Hundepension "Grisette"
Startseite
Reno - jetzt Chinook - befand sich bei uns in Pension, bis das richtige Zuhause gefunden wurde.
13. Mai 2012: Ein Gruss von Chinook aus dem Jura


Name:                     Reno
Geboren:                 2009
Rasse:                     Mischling
Geschlecht:             Rüde kastriert

Grösse:                   55 cm 


Juni 2011 Vorstellung von Reno:
Reno wurde in Spanien ausgesetzt, weil er wohl zur Jagd nichts taugte, wie das so oft mit den spanischen (Wind) - hunden geschieht. Als wir sein Foto mit der Bitte um Vermittlungshilfe bekamen, konnten wir nicht widerstehen und haben angeboten, Reno zu übernehmen um ihm hier in der Schweiz ein neues Zuhause zu finden.
Er ist sehr gut verträglich mit allen Hunden, sehr lieb und sympathisch. Den Katzentest hat er mit Bravour bestanden (sh unten), ein weiterer Vorteil, wenn ein Hund "nicht zur Jagd taugt".
Für Reno suchen wir nun verständnisvolle  und feinfühlige Menschen, die ihm zeigen, dass es auch nette Zweibeiner gibt. Ein Haus mit Garten und ein Zweithund wären super, sind aber nicht  Bedingung.
Selbstverständlich ist Reno geimpft und gechipt, auch der Test auf Mittelmeerkrankheiten ist negativ, also alles in Ordnung.
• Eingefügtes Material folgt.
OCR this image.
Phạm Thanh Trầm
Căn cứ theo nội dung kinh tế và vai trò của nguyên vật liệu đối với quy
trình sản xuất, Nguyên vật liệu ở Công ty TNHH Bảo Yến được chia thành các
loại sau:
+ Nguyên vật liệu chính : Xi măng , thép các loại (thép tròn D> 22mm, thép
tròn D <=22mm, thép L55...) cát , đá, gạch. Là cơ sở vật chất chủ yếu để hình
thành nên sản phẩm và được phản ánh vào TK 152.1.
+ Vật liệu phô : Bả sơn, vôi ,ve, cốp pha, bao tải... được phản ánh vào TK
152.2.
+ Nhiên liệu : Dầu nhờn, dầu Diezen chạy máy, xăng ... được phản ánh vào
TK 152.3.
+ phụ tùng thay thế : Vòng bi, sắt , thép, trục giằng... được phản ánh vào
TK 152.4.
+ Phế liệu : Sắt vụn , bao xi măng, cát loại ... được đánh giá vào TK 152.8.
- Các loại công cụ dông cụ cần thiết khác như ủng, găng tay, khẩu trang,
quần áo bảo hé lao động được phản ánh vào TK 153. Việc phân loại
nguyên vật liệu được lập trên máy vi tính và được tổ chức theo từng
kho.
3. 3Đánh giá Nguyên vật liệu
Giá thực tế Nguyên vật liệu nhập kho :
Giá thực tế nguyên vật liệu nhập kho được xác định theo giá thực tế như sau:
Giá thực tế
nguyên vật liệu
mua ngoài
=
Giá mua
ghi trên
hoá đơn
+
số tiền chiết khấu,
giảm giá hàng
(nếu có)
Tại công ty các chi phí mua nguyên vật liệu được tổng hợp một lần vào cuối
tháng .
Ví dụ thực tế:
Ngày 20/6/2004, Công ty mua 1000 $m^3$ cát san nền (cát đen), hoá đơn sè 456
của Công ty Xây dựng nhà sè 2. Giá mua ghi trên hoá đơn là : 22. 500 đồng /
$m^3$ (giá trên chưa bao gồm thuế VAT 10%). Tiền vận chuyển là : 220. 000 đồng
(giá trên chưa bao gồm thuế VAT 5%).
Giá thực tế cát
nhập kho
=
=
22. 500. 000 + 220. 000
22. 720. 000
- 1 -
Wenn Sie Reno kennenlernen möchten, melden Sie Sich bitte, damit wir Ihnen den Bewerbungsbogen zustellen können:
Tel. 032 462 3219 (falls Anrufbeantworter, bitte Meldung UND Telefonnummer hinterlassen, wir rufen gerne zurück) oder per Mail: info@grisette.ch.
Reno wird mit Schutzvertrag und gegen eine Schutzgebühr von SFr. 500.-- über den Tierschutzbund Basel vermittelt.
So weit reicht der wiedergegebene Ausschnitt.